In fact, hospitals get paid more than private practice facilities for just about every service they provide which conveniently puts them in a dominant position against any possible contender. And it's also a huge reason why so many hospitals have been buying up private practices to not only reduce their competition, but also enjoy the pleasure of charging more for the same procedure, performed by the same doctor, often in the same office.
The only difference is that now that the office is officially owned by the hospital, it can charge Medicare and even insurance companies more. A 2014 study of more than 150 hospital-owned and physician-owned health care providers in the Journal of the American Medical Association found that patient costs are 19.8 percent higher for physician groups owned by hospital systems compared with private practices.
Sounds like nice work if you can get it, no? And thanks to Obamacare, the hospitals have been getting much more of that work since the ACA was passed. The added regulations and other hassles that come with Obamacare are often a major reason why doctors in private practice decide to throw up their hands, get bought out by a hospital network and let them handle the added paperwork and costs.
Those costs and regulations have also induced hospitals to accelerate their already blistering merger pace. The lesson from Economics 101 on how to fix this problem is to not only eliminate those added regulations from Obamacare by repealing it, but also helping to bring down consumer pain by breaking up hospital monopolies.
Price, with his experience on every side of the health care issue, a plan in place and a GOP Congress in tow, is the right guy to do the first part of the job in dismantling the price inflation that comes from Obamacare.
Higbee, with his antitrust chops and knowledge of hospital-based health care price inflation, is the right guy to handle the second part of the job in weakening the hospital monopoly. If the existing conglomerates can't be broken up, future big mergers and private practice acquisitions could be discouraged.
And HHS will also need to reduce the existing barriers to entry at all levels of American health care. Getting more doctors to address the simple law of supply and demand would be a good start. We simply make it too costly and annoying to become and remain a doctor in this country.
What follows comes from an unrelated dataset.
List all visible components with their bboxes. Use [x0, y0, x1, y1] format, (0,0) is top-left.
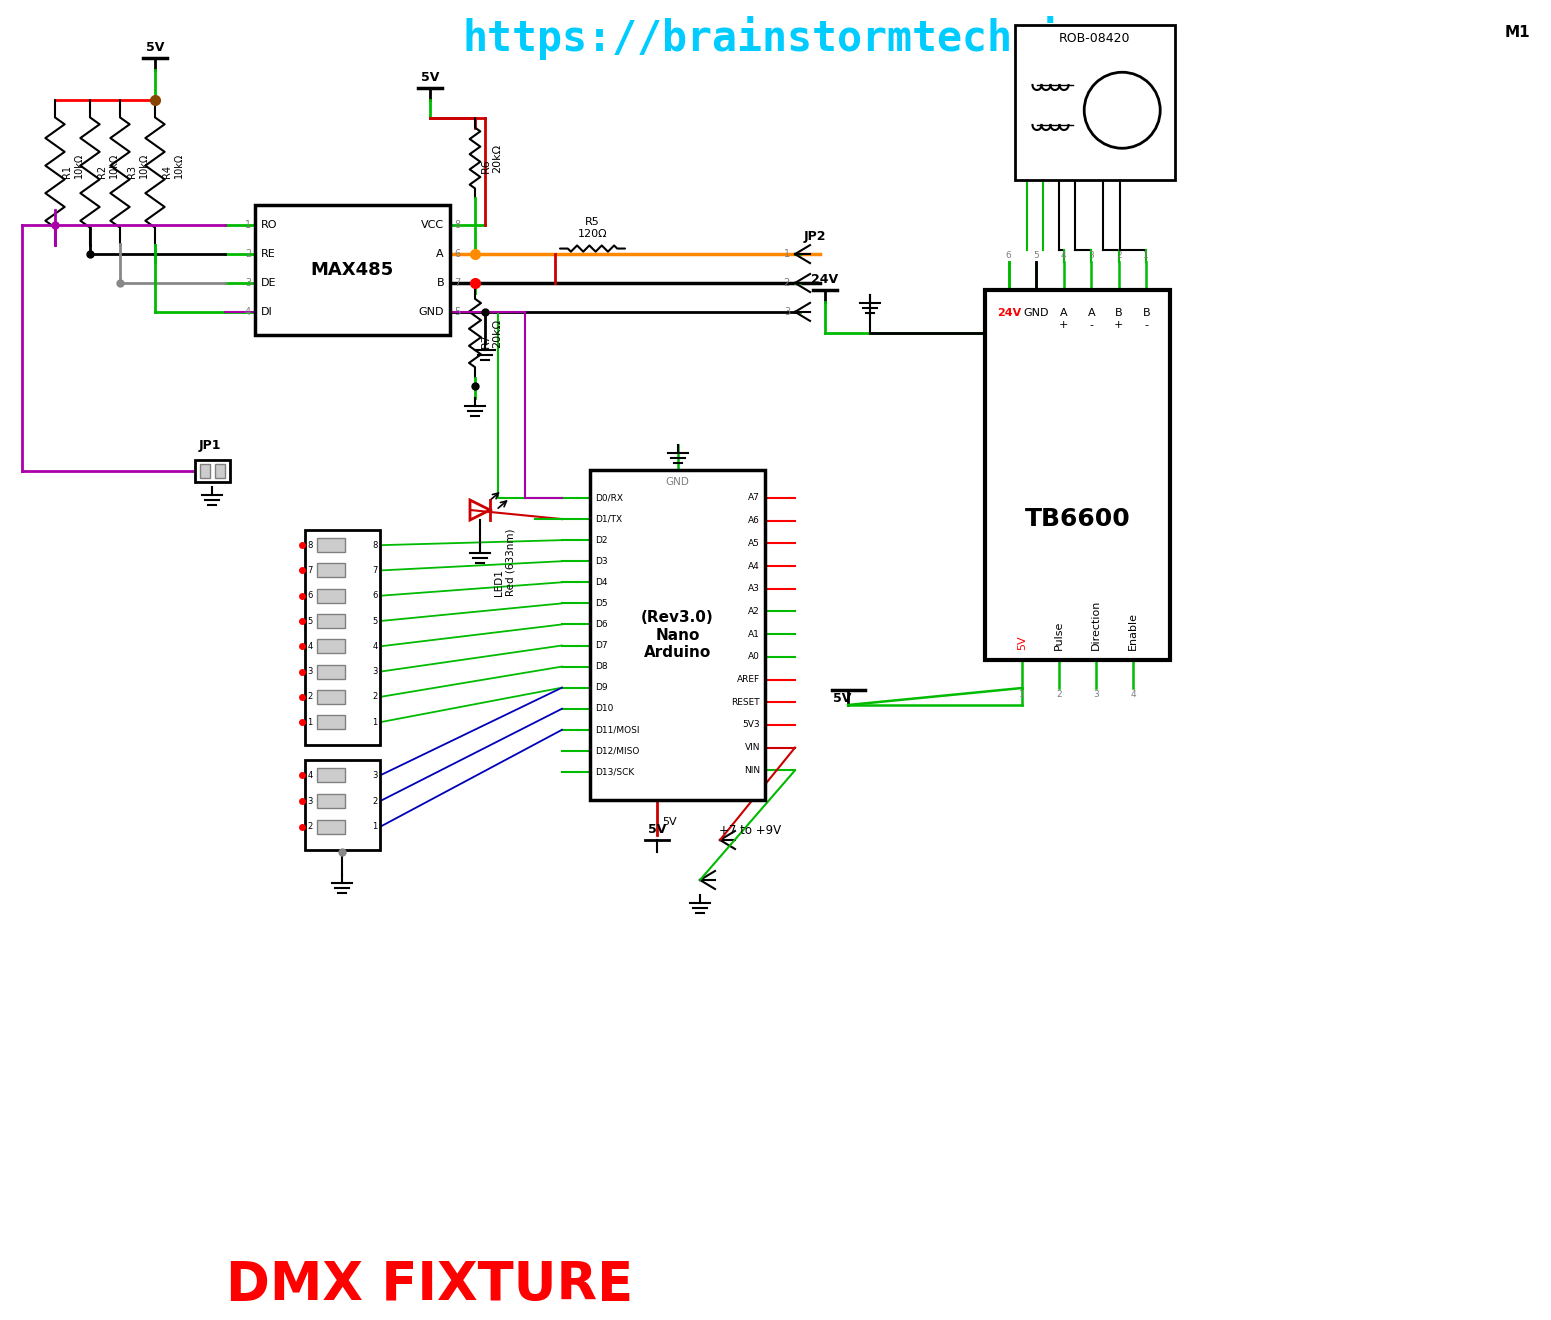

That's something a doctor-turned-politician like Price should know a lot about, but he'll need help in that area.
It's too early to tell if Price and Higbee are indeed being tasked to work together on health care. But we do know that both of their unique talents will be needed to attack both a cost problem that the ACA hasn't come close to solving. And cost has to be the focus, because no matter what President Trump and his team do with their grand plan to repeal and replace Obamacare, it will fail unless the voters see a difference where it really counts: Their medical bills.